One of the most powerful features of using Node-RED for MQTT publishing is the ability to configure your own discovery of MQTT devices in Home Assistant. This means that the topics configured in Node-RED will show up as devices with the correct name/type/units/precision/etc. It makes much more sense to configure the devices in the device rather than in Home Assistant.

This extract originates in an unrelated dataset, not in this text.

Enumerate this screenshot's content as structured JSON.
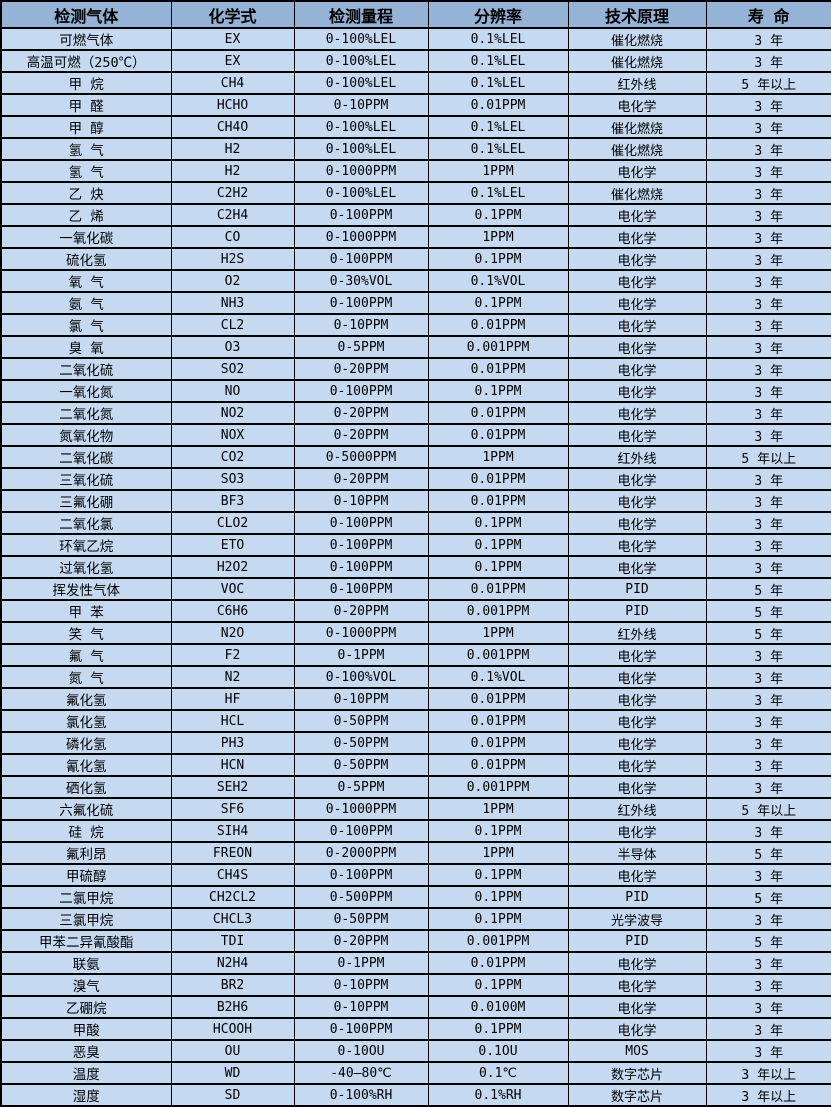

The flow for MQTT discovery looks something like this:

MQTT discovery is just a message published to a specific MQTT topic in Home Assistant. In this case, the topic is: homeassistant/device/7239bc0a334a45bdd2d0a4f85f5421c3/config. By publishing a config to this topic, a device with id 7239bc0a334a45bdd2d0a4f85f5421c3 is created in Home Assistant with the configuration provided. A snipped of this configuration is:

{
  "dev": {
    "ids": "7239bc0a334a45bdd2d0a4f85f5421c3",
    "name": "Battery Backup Sump Pump",
    "mf": "Jared Suess",
    "mdl": "DIY",
    "sw": "1.0",
    "sn": "da2be04f18525c907d3f641bd03a0192",
    "hw": "1.0"
  },
  "o": {
    "name":"Node-RED Cerbo GX",
  },
  "cmps": {
    // Control Entities
    "inverter_mode": {
      "name": "Inverter Mode",
      "p": "select",
      "ops": [ "Charger Only", "Inverter Only", "On", "Off" ],
      "val_tpl": "{{ value_json.inverter.mode }}",
      "cmd_tpl": '{"inverter": {"mode": "{{ value }}" } }',
      "uniq_id": "e2321568f330f90b96222ee28ae3497b"
    },
    "automate_mqtt_publish": {
      "name": "MQTT State Publish",
      "p": "switch",
      "pl_on": true,
      "pl_off": false,
      "val_tpl": "{{ value_json.automation.mqtt_publish }}",
      "cmd_tpl": "{{ { 'automation': { 'mqtt_publish': value | bool } } | to_json }}",
      "uniq_id": "81a52632856455cfd86d60ed1b12de84"
    },

    // Sensor Entities
    "inverter_state": {
      "name": "Inverter State",
      "p": "sensor",
      "val_tpl": "{{ value_json.inverter.state }}",
      "uniq_id": "859840bc21bbe44ddd489586360273a5",
      "qos": 1
    },
    "ac_consumption": {
      "name": "AC Consumption",
      "p": "sensor",
      "dev_cla": "power",
      "stat_cla": "measurement",
      "unit_of_meas": "W",
      "sug_dsp_prc": 0,
      "val_tpl": "{{ value_json.system.ac.consumption }}",
      "uniq_id": "dd2452daab854ac126414ef33ffd59ef",
      "qos": 1
    },
    "system_battery_voltage": {
      "name": "Battery Voltage",
      "p": "sensor",
      "dev_cla":"voltage",
      "stat_cla": "measurement",
      "unit_of_meas":"V",
      "sug_dsp_prc": 2,
      "val_tpl":"{{ value_json.system.battery.voltage }}",
      "uniq_id":"cb4865301b6f3b6ddb95f24779a3ef71",
      "qos": 1
    },

    // Alarms
    "inverter_grid_lost_alarm": {
      "name": "Grid Lost Alarm",
      "p": "sensor",
      "icon": "mdi:alarm-light",
      "val_tpl": "{{ value_json.alarms.inverter.grid_lost }}",
      "ent_cat": "diagnostic",
      "uniq_id": "30ef751cb2145133323f57bf82737858",
    },
    "battery_cell_imbalance_alarm": {
      "name": "BMS Cell Imbalance Alarm",
      "p": "sensor",
      "icon": "mdi:alarm-light",
      "val_tpl": "{{ value_json.alarms.battery.cell_imbalance }}",
      "ent_cat": "diagnostic",
      "uniq_id": "9a171a12cb7586fd55ad03254caf3bab",
    },
  },
  "stat_t":"battery_backup/sump_pump/state",
  "cmd_t": "battery_backup/sump_pump/command",
  "qos": 2
}

The discovery configuration is fairly well documented in the Home Assistant documentation↗ . The IDs for earch Home Assistant entity and the device were randomly generated UUIDs. The topics used in this configuration are completely up to the user. The MQTT discovery configuration merely defines which topics to use for state updates and commands.